A Definition of Wholeness in Terms of Separation

What does it mean to be whole? How do I define it? Why do I feel the need to achieve it? Who will I be when whole?

Fundamental to any discussion about wholeness is the belief that wholeness can be defined. Further, I can know the definition of wholeness. How true is that?

A Definition of Wholeness in Terms of Separation

What if a sense of separation from wholeness is intentional? That separation could be a limitation of awareness that results in an awareness of this experience from my perspective. Wholeness might then be defined in terms of that limitation of awareness. Thus, I might define wholeness in terms of a percent of awareness –

% Wholeness = % Awareness

Might wholeness be who I am as I am that creates the metaphoric reality that represents that being? That is, I am complete and whole as I am in order to have the experience I’m having. Thus,

Wholeness = 100% of my limited current awareness

Individuating Wholeness

Who is the “I” or “me” to whom I refer so often? Why do I view my reality from this perspective rather than from yours, others, or all perspectives? From this perspective, I measure and compare from one perspective. I cannot fathom wholeness beyond that perspective. I can only comprehend wholeness through the lens of individuation – from my perspective. Thus,

Wholeness = A Measurable Commodity to ME

Wholeness as a Process of Elimination

If I just eliminate or replace enough wrong behaviors, thoughts, etc, I’ll BE whole and complete. This is based on the religious dogma of the “imperfect soul” who’s conceived in sin and fallen from grace. The fallen one feels the need to dig their way out of the pit into which they’ve fallen.

This is the “I’ll never be enough” principle. Thus,

Wholeness = Not Me

The Need For Borders

My limited awareness demands that definitions have borders I can perceive. My senses must have enough contrast between this and that in order for me to perceive them as comparable. Perhaps I need a border around wholeness in order to perceive it.

A border serves as a line of defense.

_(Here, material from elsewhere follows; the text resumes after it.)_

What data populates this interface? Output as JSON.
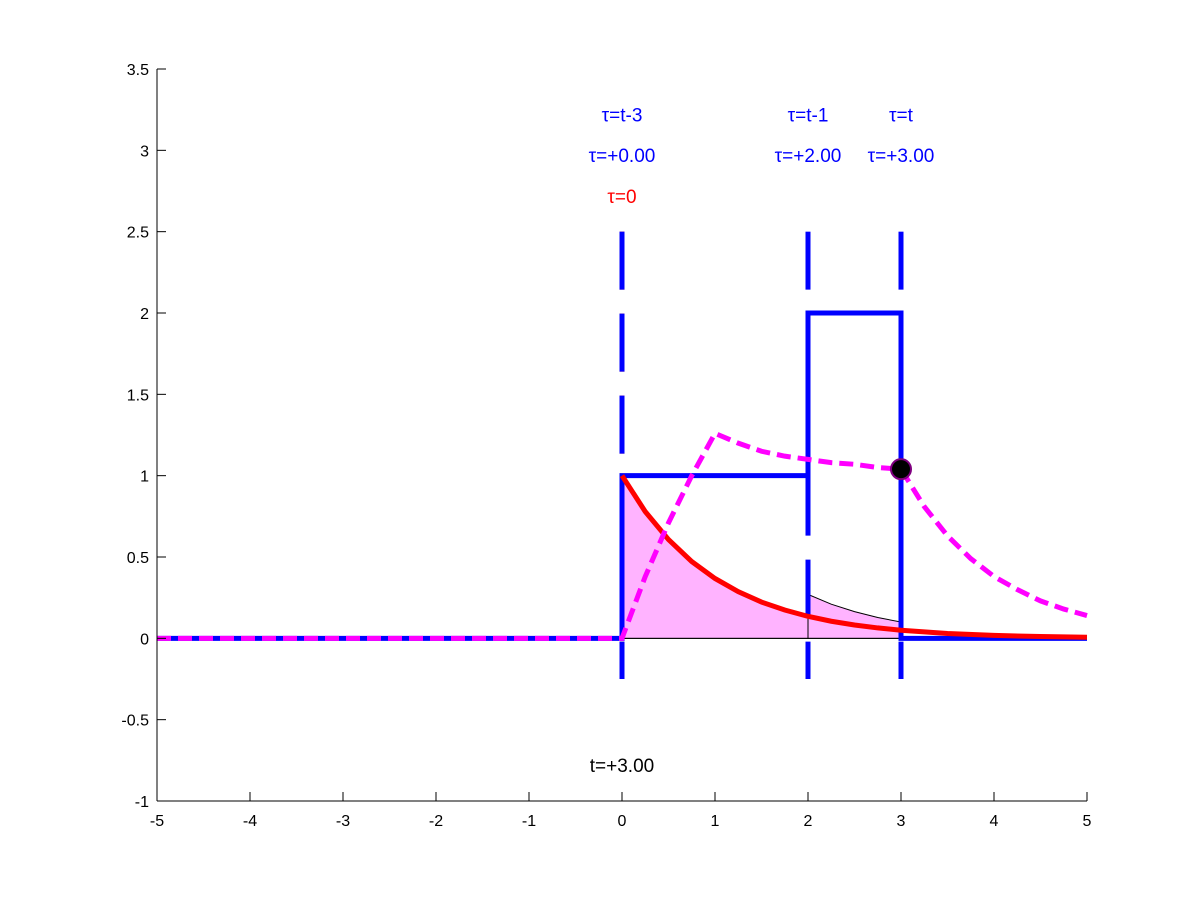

I can’t defend a concept I can’t define. Thus, my definition of wholeness must defend itself against rivals to continue. Thus,

Wholeness = Defense

Wholeness By Comparison

What if I don’t need to achieve absolute wholeness in order to experience wholeness? What if I could perceive wholeness relative to others? I’d just have to be more whole than I perceive you are. No absolutes or standards of perfection to measure up to. This is the essence of the wholeness measurement problem. Thus,

Wholeness = Me Compared to Not Me

Comparative Measurements (More/Less Whole)

In such a reality of relative wholeness, I might consider myself whole when I compare myself to a variable standard. In this comparative measurement, “wholeness” becomes a judgment call based on intent. Have I achieved less, enough, or more of what I intend?

In this case, I might view wholeness in terms of somewhat, more, and most. Thus,

Wholeness = Enough

Wholeness By Agreement

I feel more whole when others agree with me. This is a defensive definition based on a need to be right, proper, and/or justified.

This is the essence of groups. My group is the IN or right group and all others are outsiders. I feel whole in my group and unwhole outside it. Thus, when agreement satisfies a need for rightness,

Wholeness = Rightness

Undefining Wholeness

How do I define wholeness from within limited awareness?

Perhaps we might conclude that wholeness is indefinable. As soon as I define it, it’s no longer wholeness. Maybe wholeness is NOT a concept – and all concepts. Everywhere and nowhere. All and none.

Meanwhile, I’m having a great time exploring all that I think it is and isn’t!